The Lords of Salem quickly begins to meander. Zombie overloads us with “artistic” and trippy segments that are not particularly gripping; there’s nothing all that horrific about any of it. It’s essentially a string of moments and still shots instead of an immersive narrative. It looks cool, but it’s just not scary.
It eventually leads to an overblown, overly dramatic piece of performance art. Like literally. On a stage in a theater. It’s hard to take it serious. And in an effort to shock and offend, there’s heinous anti-Catholic imagery and some gnarly decrepit witch coven boobs and bush.
There are moments I loved. After being wasted for a majority of the film, landlord Judy Geeson and her two friends, Patricia Quinn and Dee Wallace, have one particular scene in which they show their true colors as a strong, devilish trio of witches. Their one evil scene together is just brilliantly performed. And then there’s Meg Foster, who you’ll never even recognize, as a witch from back in the 1600s. This is probably the performance of her lifetime.

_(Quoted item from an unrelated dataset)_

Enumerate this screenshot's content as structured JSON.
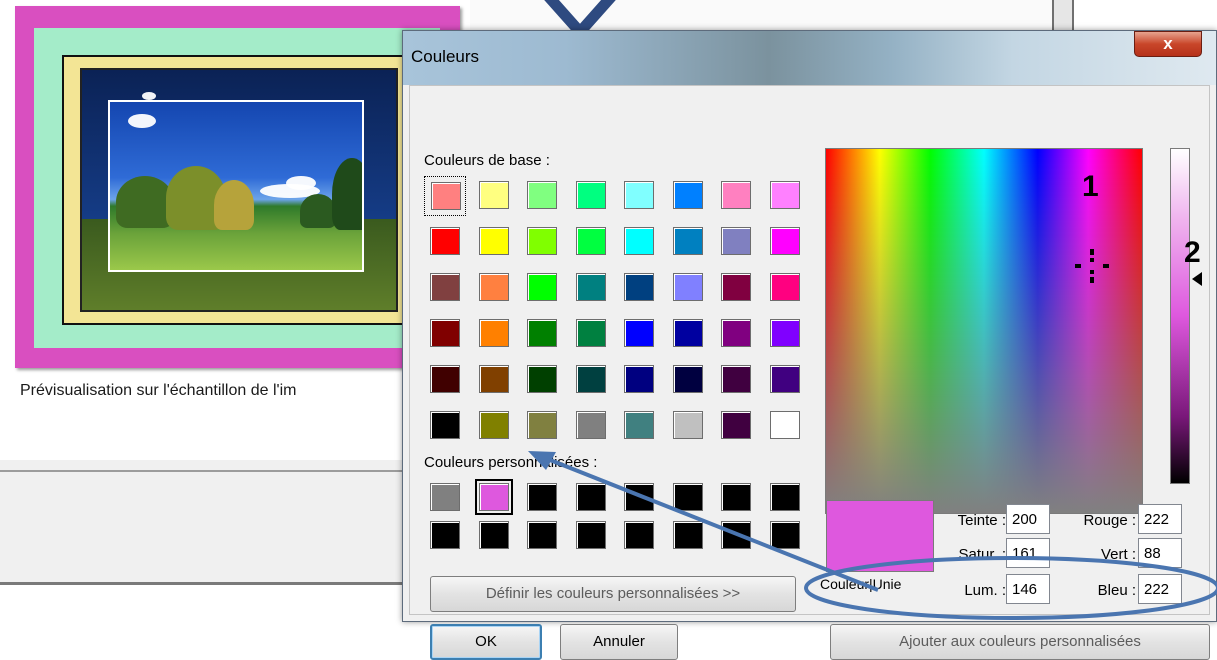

On top of that, the film closes with a piece of music called “Three Sisters” that should have been used during the film, particularly in scenes of Sheri walking down the streets of Salem in the fall. It could have added so much atmosphere to a film about the Salem witches that has little atmosphere.
Other highlights include Ken Foree having fun grooving to Rick James’s “Give it To Me Baby” (he seems to serve absolutely no other purpose in the film other than horror icon cameo status), a freaky fiery dream sequence with a creepy beast silhouette, one truly bizarre meeting between Sheri and the devil, another freako sequence involving Sheri and a priest, and a cool soundtrack featuring songs by Rush, Manfred Mann, and The Velvet Underground.
I really wish Zombie would have made a film just about the three witches. It would have been the best diva witch flick since Hocus Pocus.